O bolsonarismo e as táticas de desenvolvidas pela nova direita digital vieram para ficar. Por isso, em 2023, entender os mecanismos de desinformação, usar tecnologia e dados serão essenciais para cobrir a sociedade e investigar a política

Natalia Viana*
#O JORNALISMO NO BRASIL EM 202312 de dez. de 2213 min de leitura
Natalia Viana*12 de dez. de 2213 min de leitura

No dia 18 de novembro o ex-ministro da Defesa e ex-candidato à vice-presidência, Walter Braga Netto, foi ao encontro de um grupo de manifestantes que pediam um golpe militar, em Brasília.

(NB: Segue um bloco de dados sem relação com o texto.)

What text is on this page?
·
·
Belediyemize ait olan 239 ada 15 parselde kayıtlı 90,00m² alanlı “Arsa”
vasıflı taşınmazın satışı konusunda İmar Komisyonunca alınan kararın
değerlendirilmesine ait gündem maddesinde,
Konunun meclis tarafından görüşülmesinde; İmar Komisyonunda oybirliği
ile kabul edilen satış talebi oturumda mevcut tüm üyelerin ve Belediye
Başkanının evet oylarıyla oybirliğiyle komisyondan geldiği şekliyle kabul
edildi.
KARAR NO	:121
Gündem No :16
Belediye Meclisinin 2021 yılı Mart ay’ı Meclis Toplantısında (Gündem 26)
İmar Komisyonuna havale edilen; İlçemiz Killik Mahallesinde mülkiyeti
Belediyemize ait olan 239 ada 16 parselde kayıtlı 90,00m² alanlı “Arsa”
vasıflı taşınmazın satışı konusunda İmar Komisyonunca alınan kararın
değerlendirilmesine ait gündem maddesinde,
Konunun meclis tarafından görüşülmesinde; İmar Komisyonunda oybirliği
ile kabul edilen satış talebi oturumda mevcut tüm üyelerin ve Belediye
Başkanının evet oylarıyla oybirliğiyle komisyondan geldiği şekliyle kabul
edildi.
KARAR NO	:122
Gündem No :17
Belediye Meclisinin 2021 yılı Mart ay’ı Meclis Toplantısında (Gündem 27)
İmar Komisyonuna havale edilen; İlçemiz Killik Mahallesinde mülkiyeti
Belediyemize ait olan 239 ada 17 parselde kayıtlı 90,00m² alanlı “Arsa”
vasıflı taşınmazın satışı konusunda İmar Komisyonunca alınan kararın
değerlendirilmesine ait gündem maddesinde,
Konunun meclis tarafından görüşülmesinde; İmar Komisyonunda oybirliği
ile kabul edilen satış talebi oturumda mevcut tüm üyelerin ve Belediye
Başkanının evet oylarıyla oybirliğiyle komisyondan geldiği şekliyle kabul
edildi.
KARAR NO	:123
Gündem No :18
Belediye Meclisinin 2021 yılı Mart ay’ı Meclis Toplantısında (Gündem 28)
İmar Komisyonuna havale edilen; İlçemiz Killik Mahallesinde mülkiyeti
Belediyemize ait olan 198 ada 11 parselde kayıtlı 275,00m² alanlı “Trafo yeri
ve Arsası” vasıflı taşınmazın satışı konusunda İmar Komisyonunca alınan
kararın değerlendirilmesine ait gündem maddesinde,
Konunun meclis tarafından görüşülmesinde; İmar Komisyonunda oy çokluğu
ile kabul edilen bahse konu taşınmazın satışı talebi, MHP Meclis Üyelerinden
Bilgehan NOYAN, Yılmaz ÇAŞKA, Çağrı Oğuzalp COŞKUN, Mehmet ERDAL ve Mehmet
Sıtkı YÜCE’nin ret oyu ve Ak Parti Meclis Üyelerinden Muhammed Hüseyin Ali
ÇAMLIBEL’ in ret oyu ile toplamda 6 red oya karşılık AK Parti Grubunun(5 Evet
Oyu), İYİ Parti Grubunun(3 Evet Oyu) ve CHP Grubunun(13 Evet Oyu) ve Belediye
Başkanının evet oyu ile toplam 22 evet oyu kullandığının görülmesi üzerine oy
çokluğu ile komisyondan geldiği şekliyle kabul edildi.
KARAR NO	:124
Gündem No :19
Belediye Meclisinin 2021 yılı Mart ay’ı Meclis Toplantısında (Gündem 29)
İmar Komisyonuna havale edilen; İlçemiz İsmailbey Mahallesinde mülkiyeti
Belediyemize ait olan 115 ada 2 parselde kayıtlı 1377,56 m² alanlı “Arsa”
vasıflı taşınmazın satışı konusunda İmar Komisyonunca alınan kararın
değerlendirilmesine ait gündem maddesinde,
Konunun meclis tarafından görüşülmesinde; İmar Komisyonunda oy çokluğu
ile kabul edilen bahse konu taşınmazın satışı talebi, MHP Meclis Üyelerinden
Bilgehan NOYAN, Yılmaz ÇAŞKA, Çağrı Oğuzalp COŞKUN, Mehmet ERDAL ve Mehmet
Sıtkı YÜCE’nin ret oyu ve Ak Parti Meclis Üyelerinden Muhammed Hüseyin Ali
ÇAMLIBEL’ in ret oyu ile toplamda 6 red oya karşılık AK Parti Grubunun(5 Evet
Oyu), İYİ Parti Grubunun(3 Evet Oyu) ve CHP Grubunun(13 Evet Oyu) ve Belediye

Uma mulher, exasperada depois de passear semanas protestando em nome do “mito” dirigiu-se a ele com a voz embotada: “A gente está na chuva, está no sol, ninguém escuta”. Ele respondeu que “era preciso não perder a fé” e que não poderia falar mais nada. Minutos depois, nas redes sociais, o recado escorregadio, ambíguo, estava dado: era preciso manter as manifestações que pedem um golpe de Estado pelos militares. 

Se alguém tivesse mantido a conta dos golpes que já foram tentados por Bolsonaro, esse seria de número mais de cem. E no entanto, aquela senhora manteve-se ali, contendo as lágrimas e agradecida por ter tido sua fé renovada de que poderia, ela também, fazer parte da história. 

O bolsonarismo é o primeiro movimento populista digital do Brasil. Nasceu e cresceu em uma onda de movimentos populistas de direita, liderados por oportunistas digitais que conseguiram, com maestria (ou talvez um pouco de sorte), aliar o anseio por maior participação democrática, expresso claramente, por aqui, desde junho de 2013 — já se vão lá 10 anos do “Brasil nas ruas” — com a maquinária dos algoritmos  que hoje controlam debate público com regras próprias. Ganha quem mais causa revolta, ódio, indignação. Não existiria bolsonarismo sem a lógica do marketing digital que embasa a arquitetura das plataformas, bem resumido pela professora Letícia Cesarino, da Universidade Federal de Santa Catarina (UFSC), como “quem tem mais conteúdo, quem consegue chegar mais longe, tem aquele espaço”. Ou seja, para manter a militância mobilizada é necessário fabricar um perigo constante, uma ameaça iminente a cada dia. “Há também, temporalidade: o dia inteiro tem que estar sempre aquilo ativo. Quem está ali está ocupando espaço”, diz a pesquisadora. Quem não ocupa esse espaço mental, já perdeu. 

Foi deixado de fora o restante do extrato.